Naquele tempo, em 1961, 1962, a região do ABC aqui em SP estava crescendo bastante por conta das fábricas de automóveis e autopeças, então as oportunidades de trabalho eram fartas. Resumindo um pouco, ele acabou indo trabalhar na fábrica de pneus Firestone, em Santo André, e foi lá que minha família se estabeleceu de verdade, onde nascemos eu e meus irmãos e onde meu pai montou seu escritório e pôde desenvolver-se em sua carreira.

Além de advogado ele também foi por muitos e muitos anos professor de Direito, carreira pela qual ele tinha uma paixão impressionante. Como professor ele também fez uma muito bem sucedida carreira, e, anos depois de ter morado em São Bernardo, foi convidado para ser Diretor da Faculdade de Direito de São Bernardo do Campo, que é ligada à prefeitura, cargo que exerceu por dois mandatos. Depois ainda foi Vice-Diretor, Professor Coordenador da Pós Graduação e Professor Titular da Cadeira de Direito Tributário.

Estou contando tudo isso para que vocês entendam o motivo dessa homenagem.

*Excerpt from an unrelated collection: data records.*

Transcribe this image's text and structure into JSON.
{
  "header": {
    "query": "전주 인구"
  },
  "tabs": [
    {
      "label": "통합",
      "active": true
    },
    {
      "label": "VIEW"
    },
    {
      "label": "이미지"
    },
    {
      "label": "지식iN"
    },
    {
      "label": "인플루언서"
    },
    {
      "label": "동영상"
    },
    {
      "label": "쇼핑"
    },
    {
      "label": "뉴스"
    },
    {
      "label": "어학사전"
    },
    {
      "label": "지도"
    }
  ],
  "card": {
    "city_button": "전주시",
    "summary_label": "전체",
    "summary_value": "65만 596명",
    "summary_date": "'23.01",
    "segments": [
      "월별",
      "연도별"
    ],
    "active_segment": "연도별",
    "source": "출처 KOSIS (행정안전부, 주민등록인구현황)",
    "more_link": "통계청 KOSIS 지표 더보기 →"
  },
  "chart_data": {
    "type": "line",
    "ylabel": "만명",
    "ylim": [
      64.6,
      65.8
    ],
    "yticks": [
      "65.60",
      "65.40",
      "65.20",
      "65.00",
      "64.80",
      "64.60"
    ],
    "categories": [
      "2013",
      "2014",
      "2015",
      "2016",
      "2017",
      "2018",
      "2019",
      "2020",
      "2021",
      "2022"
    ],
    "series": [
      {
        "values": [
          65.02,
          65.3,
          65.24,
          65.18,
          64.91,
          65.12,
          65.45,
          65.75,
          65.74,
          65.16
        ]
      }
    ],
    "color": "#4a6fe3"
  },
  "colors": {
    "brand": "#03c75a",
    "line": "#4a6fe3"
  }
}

Ele recebeu esse título por iniciativa do Vereador Tunico Vieira, que foi seu aluno na faculdade, e que reconheceu nele uma importante contribuição para a cidade, já que em suas gestões meu pai mudou e melhorou o sistema do vestibular, abriu a faculdade para a comunidade e fez da Faculdade de Direito de São Bernardo do Campo, junto com muitos outros grandes e importantes profissionais, uma das faculdades mais importantes da região.


Meu pai na mesa que lhe prestou a homenagem (ao centro)

Naturalmente foi um evento especial – a própria Faculdade cedeu seu anfiteatro para receber o evento, meu pai pôde encontrar com seus colegas de muitos anos, foi apresentado um vídeo com depoimentos emocionados de seus ex-alunos, colegas e familiares, foi tudo muito bonito.


Meu pai ao centro com os discursantes

Mas quem me acompanha aqui sabe muito bem das dificuldades que ele enfrentou no último ano e meio, com seu acidente, as lesões cerebrais e nas vértebras, sua internação por 11 meses, a idas e vindas, o tempo em coma, as 10 cirurgias… Não foi um período nada fácil.


Ele e o Vereador Tunico

Na véspera desse evento, terça passada, meu irmão me ligou do escritório do meu pai (todos meus 3 irmãos são advogados como meu pai, só eu segui outra carreira), e enquanto falava com ele, eu podia ouvir sua voz ao fundo, falando com alguém sobre um trabalho. Naquele momento, pela primeira vez nesse ano e meio, eu ouvi meu pai falando exatamente como ele sempre falou. Era ele, com certeza!

É impressionante como a doença vai tomando conta da pessoa… Meu pai sempre foi muito grande e forte, e quando ele teve a lesão cerebral e passou pela primeira cirurgia e foi para a UTI, ainda com sedativos e incrivelmente forte e agitado, precisou, até, ser amarrado na cama para não arrancar tudo e sair de lá. Aos poucos a doença foi vencendo meu pai, a cada nova cirurgia mais imóvel e incapacitado ele parecia ficar, e, ao final, quando já tinha perdido mais de 50 kg e estava muito fraco, sua voz mal podia ser ouvida. Só quem já acompanhou um paciente assim entende o que eu quero dizer, é como se a doença tomasse posse da pessoa, é horrível…

Então ouvi-lo falar no seu tom de voz, no seu ritmo, e com suas palavras, aquilo me encheu de alegria! Falei com ele ao telefone também e depois, quando desliguei, me permiti dar aquela “choradinha básica” no ateliê, eu estava sozinha mesmo, então não tinha com o que me preoucupar… Quanta alegria!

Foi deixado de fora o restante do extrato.